Reports, however, indicated that the financial sector regulator, the Central Bank of Kenya, had rejected National Bank’s version of its performance, insisting on higher provisions for bad loans and removal of unrealised proceeds of property sales that the lender had booked in leading to a wipe-out of the profits.
National Bank posted a net profit of Sh2.25 billion in the nine months ended September 2015, in what Mr Ahmed dubbed as “the best annual performances by the bank in its 48 years history”.
Mr Ahmed hailed the “transformation” success and had announced that National Bank planned to venture into South Sudan and even introduced a Chinese department eyeing trade financing with the dragon economy.
National Bank had Sh110.6 billion in customer deposits as at December 2015. The bank’s cost of funds surged 50 per cent to Sh5.8 billion while net interest income declined 5.9 per cent to Sh6.3 billion in the period to December 2015.
But the steep rise in loan impairment costs raises fears that the bank has been suppressing and reclassifying its NPLs before the coming into office of CBK governor Patrick Njoroge who has demanded close scrutiny of lenders’ financial statements.
Analysts at Citi Group have been warning since 2012 that Kenyan banks are inflating their profits by deliberately underprovisioning for bad loans, says the report dubbed, ‘Don’t get Caught When the Music Stops’.
National Bank’s plunge to loss-making zone and swelling non-performing loans portfolio return the lender to its state in the 1990s when it had a huge pile of bad loans accumulated through dubious lending to political cronies of ex-president Daniel arap Moi.

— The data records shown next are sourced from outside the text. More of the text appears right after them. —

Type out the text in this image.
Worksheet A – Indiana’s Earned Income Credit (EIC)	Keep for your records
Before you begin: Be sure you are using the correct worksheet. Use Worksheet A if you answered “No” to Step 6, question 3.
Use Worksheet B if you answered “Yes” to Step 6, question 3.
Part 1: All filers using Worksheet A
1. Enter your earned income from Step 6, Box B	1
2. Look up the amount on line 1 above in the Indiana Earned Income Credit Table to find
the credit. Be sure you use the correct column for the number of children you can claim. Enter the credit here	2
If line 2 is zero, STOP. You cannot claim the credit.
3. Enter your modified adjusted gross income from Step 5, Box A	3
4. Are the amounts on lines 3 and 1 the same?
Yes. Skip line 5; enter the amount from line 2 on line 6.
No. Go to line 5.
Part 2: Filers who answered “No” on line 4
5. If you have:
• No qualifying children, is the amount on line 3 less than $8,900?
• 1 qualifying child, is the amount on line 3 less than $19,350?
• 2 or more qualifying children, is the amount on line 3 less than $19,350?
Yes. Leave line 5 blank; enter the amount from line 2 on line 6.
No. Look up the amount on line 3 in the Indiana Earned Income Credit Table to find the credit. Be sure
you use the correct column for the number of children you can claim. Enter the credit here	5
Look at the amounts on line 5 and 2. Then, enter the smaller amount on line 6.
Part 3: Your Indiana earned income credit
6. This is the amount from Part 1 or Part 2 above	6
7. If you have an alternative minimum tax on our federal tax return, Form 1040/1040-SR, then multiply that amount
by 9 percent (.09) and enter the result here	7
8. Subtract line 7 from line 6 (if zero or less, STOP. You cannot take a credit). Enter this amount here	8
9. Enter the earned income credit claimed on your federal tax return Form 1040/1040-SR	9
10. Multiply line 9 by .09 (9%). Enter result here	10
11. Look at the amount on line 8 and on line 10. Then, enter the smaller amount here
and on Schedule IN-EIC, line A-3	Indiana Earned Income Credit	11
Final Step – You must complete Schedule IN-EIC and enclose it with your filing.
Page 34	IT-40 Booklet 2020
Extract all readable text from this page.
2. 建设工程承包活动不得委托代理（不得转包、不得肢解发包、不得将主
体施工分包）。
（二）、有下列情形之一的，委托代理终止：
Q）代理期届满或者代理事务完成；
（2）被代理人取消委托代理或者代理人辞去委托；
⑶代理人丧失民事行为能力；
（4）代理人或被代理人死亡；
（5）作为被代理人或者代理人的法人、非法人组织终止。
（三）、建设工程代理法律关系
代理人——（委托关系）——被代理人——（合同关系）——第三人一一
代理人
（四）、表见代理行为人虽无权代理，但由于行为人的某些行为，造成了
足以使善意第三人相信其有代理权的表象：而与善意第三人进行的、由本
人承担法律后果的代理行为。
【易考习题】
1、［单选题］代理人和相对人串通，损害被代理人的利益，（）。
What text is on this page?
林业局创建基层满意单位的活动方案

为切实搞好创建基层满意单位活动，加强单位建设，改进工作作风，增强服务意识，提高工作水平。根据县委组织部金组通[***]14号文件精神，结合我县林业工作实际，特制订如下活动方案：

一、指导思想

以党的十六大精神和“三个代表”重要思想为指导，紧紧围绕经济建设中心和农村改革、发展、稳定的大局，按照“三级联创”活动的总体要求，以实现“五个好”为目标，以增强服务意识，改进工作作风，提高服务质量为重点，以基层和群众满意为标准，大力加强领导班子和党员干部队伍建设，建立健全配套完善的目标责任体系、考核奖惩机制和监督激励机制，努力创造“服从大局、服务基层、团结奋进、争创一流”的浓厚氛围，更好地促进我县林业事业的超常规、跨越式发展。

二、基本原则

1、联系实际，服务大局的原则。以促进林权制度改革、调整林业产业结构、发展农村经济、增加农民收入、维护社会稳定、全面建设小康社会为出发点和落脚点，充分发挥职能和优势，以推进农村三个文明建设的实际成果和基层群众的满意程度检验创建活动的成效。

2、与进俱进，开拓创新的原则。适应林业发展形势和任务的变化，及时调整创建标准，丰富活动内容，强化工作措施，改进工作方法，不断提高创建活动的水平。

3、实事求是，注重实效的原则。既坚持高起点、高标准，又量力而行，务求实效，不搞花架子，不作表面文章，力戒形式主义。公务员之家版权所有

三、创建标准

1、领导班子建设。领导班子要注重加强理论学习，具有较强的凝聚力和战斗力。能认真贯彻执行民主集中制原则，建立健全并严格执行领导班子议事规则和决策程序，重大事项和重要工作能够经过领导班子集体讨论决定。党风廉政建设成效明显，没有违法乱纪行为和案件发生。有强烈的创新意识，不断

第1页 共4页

The Treasury owns a 22.5 per cent stake in National Bank while the National Social Security Fund (NSSF) is the largest shareholder with 134.5 million shares or a 48.05 per cent stake.
Mr Ahmed now earns the dubious distinction of being the chief executive who returned National Bank into the red, with the bank having last made a loss of Sh323 million in 2001.
Reuben Marambii (deceased) took over the bank in January 1999 and embarked on a turnaround project which saw the loss-making and technically insolvent NBK make a profit in 2002 and went on to pay a dividend of Sh0.60 per share in 2010 when it made net earnings of Sh2.02 billion.
By 1999 the bank had accumulated more than Sh5 billion in losses and was virtually insolvent. NBK’s gross sour loans was Sh26.07 billion or 70.1 per cent total loan book in the year 2000; with loan loss provisions amounting to Sh18.79 billion.